Masque mortuaire de Marat, 1793
Lyon, Bibliothèque municipale
© Bibliothèque municipale de Lyon, Didier Nicole
Les quelque deux cents oeuvres exposées vont de la fin du Moyen Age au XXe siècle, du masque mortuaire présumé de Battista Sforza, pris en 1472, à la photographie de Mère Teresa, morte à Calcutta en 1997. Il s'agit de montrer combien est ancienne la tradition de la "feinte", cette empreinte qui prenait la place du corps du défunt dans les funérailles royales, tout comme la tradition privée et bourgeoise du portrait peint sur le lit de mort, tel qu'on le rencontre dans les Pays-Bas au XVIIe siècle. L'accent sera mis sur la fin du XVIIIe siècle, qui aimait à couper les têtes (Robespierre, moulé par la future Mme Tussaud), à exposer (Marat) ou à exhumer les corps (Henri IV).
Masque mortuaire de Napoléon Ier, 1821
Saint-Denis, Atelier de moulages de la Réunion des musées nationaux
© Musée d’Orsay, Dist. RMN-Grand Palais / DR
Lorsque meurent Napoléon en 1821 et Géricault en 1824, leurs derniers portraits se répandent, donnant lieu à une exploitation commerciale à outrance, mais aussi à d'étonnantes interprétations. Les oeuvres, tirées des réserves des musées de la Malmaison et de Rouen, permettront de mesurer l'ampleur du phénomène. A ces pratiques publiques s'opposent les cas très fréquents des artistes qui s'emparèrent eux-mêmes du crayon ou du pinceau pour conserver l'image ultime d'un être cher.

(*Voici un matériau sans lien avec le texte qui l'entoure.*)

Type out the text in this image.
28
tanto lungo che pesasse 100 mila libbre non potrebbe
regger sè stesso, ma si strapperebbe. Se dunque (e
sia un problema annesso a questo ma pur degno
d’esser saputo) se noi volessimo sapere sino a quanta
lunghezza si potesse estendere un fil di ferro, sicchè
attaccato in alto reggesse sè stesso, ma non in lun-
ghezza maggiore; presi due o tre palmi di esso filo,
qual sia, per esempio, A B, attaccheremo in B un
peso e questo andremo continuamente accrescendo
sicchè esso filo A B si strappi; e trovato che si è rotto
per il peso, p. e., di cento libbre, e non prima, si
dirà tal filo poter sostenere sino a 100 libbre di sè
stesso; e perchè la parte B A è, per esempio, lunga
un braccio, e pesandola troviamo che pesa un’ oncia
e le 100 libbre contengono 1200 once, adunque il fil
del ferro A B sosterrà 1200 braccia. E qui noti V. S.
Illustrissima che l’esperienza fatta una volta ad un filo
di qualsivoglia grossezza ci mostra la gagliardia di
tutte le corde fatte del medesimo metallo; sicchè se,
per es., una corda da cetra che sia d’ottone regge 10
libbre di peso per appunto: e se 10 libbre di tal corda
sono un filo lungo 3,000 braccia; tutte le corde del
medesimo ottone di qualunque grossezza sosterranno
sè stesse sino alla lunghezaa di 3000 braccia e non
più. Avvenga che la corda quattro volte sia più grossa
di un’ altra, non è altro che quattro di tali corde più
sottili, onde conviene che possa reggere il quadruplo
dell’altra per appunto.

L'exemple le plus célèbre est certainement celui de Madame Monet sur son lit de mort, mais Scheffer, Delaroche, Henner, Regnault, Seurat, Rosso et Ensor ont fait de même pour leur mère, soeur ou tante.
Le Tintoret peignant sa fille morte, 1843
Bordeaux, musée des Beaux-Arts
© Musée des Beaux-Arts de Bordeaux, Lysiane Gauthier
Ce qui fut pour certains peintres un véritable réflexe nous choque aujourd'hui : comment peut-on songer à créer une oeuvre au plus profond de son chagrin ? Pourtant, en agissant ainsi, ils ne faisaient que répéter l'exemple illustre du Tintoret peignant sa fille morte, cette légende ravivée par Léon Cogniet dans son impressionnant tableau du Salon de 1843 (Bordeaux, musée des Beaux-Arts).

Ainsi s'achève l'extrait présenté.